Nodes Constantly Disconencted from Cluster

I have 3 Master as Hot Nodes and 3 Data Warm Nodes all with 16GB of RAM and 73 Index (3 Shards, 1 replica). However all 3 of the Warm nodes always and randomly disconnected and I can't figure out why. Ping to all those 3 nodes is normal and no timeout when the disconnection happens and all the server are in the same network.

This behavior can be observed when I'm moving and reindex indices to the Warm Nodes causing issues to the cluster.

ES version : 6.7
Logs from one of master node :

[2019-04-01T12:13:07,732][INFO ][o.e.c.s.MasterService    ] [FI-ELK6-NODE-1] zen-disco-node-failed({FI-ELK6-WarmNode1}{NBB7-Oj_ThS_jFS2vGJmaA}{KIMipXv9SbSyxZccmxifQA}{192.168.28.90}{192.168.28.90:9300}{xpack.installed=true, box_type=warm}), reason(transport disconnected)[{FI-ELK6-WarmNode1}{NBB7-Oj_ThS_jFS2vGJmaA}{KIMipXv9SbSyxZccmxifQA}{192.168.28.90}{192.168.28.90:9300}{xpack.installed=true, box_type=warm} transport disconnected], reason: removed {{FI-ELK6-WarmNode1}{NBB7-Oj_ThS_jFS2vGJmaA}{KIMipXv9SbSyxZccmxifQA}{192.168.28.90}{192.168.28.90:9300}{xpack.installed=true, box_type=warm},}
[2019-04-01T12:13:08,040][INFO ][o.e.c.s.ClusterApplierService] [FI-ELK6-NODE-1] removed {{FI-ELK6-WarmNode1}{NBB7-Oj_ThS_jFS2vGJmaA}{KIMipXv9SbSyxZccmxifQA}{192.168.28.90}{192.168.28.90:9300}{xpack.installed=true, box_type=warm},}, reason: apply cluster state (from master [master {FI-ELK6-NODE-1}{0ho7GGABRHKH7Dvi73k8BA}{tHDN2KbQRT-wFqCTM3bGdw}{192.168.28.74}{192.168.28.74:9300}{xpack.installed=true, box_type=hot} committed version [1956] source [zen-disco-node-failed({FI-ELK6-WarmNode1}{NBB7-Oj_ThS_jFS2vGJmaA}{KIMipXv9SbSyxZccmxifQA}{192.168.28.90}{192.168.28.90:9300}{xpack.installed=true, box_type=warm}), reason(transport disconnected)[{FI-ELK6-WarmNode1}{NBB7-Oj_ThS_jFS2vGJmaA}{KIMipXv9SbSyxZccmxifQA}{192.168.28.90}{192.168.28.90:9300}{xpack.installed=true, box_type=warm} transport disconnected]]])

Any help is appreciated.

BR.

I met the same problem today. Have you solved it ?

It very much looks like a connectivity issue, but it's hard to tell any more from the two short log lines that you've shared.
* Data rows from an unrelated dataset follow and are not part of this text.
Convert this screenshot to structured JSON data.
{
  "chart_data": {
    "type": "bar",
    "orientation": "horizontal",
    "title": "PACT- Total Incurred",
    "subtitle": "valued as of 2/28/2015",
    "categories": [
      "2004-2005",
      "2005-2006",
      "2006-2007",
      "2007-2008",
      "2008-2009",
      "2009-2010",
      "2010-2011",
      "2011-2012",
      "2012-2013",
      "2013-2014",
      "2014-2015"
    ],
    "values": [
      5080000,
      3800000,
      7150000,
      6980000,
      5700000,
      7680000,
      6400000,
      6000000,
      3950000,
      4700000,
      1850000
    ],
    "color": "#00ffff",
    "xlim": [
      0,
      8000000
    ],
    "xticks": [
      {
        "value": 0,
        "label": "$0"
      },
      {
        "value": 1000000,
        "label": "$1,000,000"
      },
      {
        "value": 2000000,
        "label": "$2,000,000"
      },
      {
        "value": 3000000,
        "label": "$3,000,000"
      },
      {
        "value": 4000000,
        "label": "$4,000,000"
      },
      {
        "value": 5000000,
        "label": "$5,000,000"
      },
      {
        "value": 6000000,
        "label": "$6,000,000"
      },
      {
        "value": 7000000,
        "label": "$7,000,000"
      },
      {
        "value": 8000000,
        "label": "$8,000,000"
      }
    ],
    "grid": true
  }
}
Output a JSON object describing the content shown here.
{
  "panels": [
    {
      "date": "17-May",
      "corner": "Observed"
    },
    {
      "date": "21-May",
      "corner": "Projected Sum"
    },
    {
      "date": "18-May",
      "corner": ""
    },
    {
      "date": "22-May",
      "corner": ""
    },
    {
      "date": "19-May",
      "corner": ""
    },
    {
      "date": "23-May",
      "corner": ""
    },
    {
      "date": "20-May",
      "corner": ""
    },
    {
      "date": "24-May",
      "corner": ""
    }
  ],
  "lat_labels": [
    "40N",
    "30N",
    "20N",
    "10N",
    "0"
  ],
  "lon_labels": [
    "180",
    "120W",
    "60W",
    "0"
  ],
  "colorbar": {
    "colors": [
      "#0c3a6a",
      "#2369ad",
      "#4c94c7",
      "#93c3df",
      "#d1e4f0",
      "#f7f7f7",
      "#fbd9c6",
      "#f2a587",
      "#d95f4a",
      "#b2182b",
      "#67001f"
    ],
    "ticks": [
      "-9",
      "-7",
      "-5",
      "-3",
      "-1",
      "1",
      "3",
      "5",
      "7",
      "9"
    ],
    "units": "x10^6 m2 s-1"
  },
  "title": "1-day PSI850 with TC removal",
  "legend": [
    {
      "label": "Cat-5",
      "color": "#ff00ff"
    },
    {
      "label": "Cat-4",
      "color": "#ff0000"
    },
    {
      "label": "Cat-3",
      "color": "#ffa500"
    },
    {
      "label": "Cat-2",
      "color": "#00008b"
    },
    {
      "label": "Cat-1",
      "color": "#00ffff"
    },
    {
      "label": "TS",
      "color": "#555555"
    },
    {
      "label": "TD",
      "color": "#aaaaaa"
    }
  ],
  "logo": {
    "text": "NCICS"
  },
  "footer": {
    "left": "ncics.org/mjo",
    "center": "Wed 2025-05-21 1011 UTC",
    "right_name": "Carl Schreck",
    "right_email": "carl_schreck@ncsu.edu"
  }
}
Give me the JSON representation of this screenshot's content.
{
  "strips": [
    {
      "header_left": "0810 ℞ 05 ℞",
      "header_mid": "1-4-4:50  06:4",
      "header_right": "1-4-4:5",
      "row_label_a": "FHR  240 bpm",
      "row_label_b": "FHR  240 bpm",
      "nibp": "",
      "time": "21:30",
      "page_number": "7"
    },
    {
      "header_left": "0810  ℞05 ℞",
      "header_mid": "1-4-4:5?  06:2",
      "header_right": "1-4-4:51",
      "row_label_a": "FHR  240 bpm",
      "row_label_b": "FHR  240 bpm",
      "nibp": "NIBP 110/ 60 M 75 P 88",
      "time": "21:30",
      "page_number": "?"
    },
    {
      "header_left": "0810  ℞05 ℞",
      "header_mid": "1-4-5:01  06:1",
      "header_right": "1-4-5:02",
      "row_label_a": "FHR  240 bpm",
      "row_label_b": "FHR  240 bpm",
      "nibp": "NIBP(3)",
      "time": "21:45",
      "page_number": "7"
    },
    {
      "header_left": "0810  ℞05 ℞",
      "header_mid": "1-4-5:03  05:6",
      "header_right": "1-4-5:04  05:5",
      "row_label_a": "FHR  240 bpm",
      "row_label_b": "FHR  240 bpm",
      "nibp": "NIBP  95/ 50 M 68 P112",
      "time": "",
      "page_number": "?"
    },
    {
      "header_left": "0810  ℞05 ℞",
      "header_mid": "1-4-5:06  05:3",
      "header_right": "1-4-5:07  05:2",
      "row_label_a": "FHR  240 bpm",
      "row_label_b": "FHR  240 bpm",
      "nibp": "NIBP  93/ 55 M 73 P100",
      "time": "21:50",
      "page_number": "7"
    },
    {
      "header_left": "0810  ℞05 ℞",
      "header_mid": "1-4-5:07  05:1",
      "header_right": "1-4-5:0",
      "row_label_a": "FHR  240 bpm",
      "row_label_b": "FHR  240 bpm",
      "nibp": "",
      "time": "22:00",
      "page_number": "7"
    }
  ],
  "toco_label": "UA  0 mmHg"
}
There will be more messages, including stack traces, that will contain more information.

I'll get the logs and do some testing once I'm back to the workplace, but based from my previous observation there was no timeout when doing ping test to the master however at the same time elasticsearch logged a "[WARN ][o.e.d.z.ZenDiscovery ] [FI-ELK6-WarmNode3] master left (reason = failed to ping, tried [3] times, each with maximum [1m] timeout), current nodes: nodes:" which baffles me.

Ok, the "pings" that Elasticsearch mentions in that message are very different from the pings that the ping command sends, so a simple "ping test" is not a reliable indicator. Mostly when I've seen this sort of thing in the past it's normally been due to a misconfigured firewall. Note the following entry in the reference manual:

Elasticsearch opens a number of long-lived TCP connections between each pair of nodes in the cluster, and some of these connections may be idle for an extended period of time. Nonetheless, Elasticsearch requires these connections to remain open, and it can disrupt the operation of the cluster if any inter-node connections are closed by an external influence such as a firewall. It is important to configure your network to preserve long-lived idle connections between Elasticsearch nodes, for instance by leaving tcp.keep_alive enabled and ensuring that the keepalive interval is shorter than any timeout that might cause idle connections to be closed, or by setting transport.ping_schedule if keepalives cannot be configured.

An Elasticsearch ping is at the application level over TCP and therefore very different to an OS ping.

This topic was automatically closed 28 days after the last reply. New replies are no longer allowed.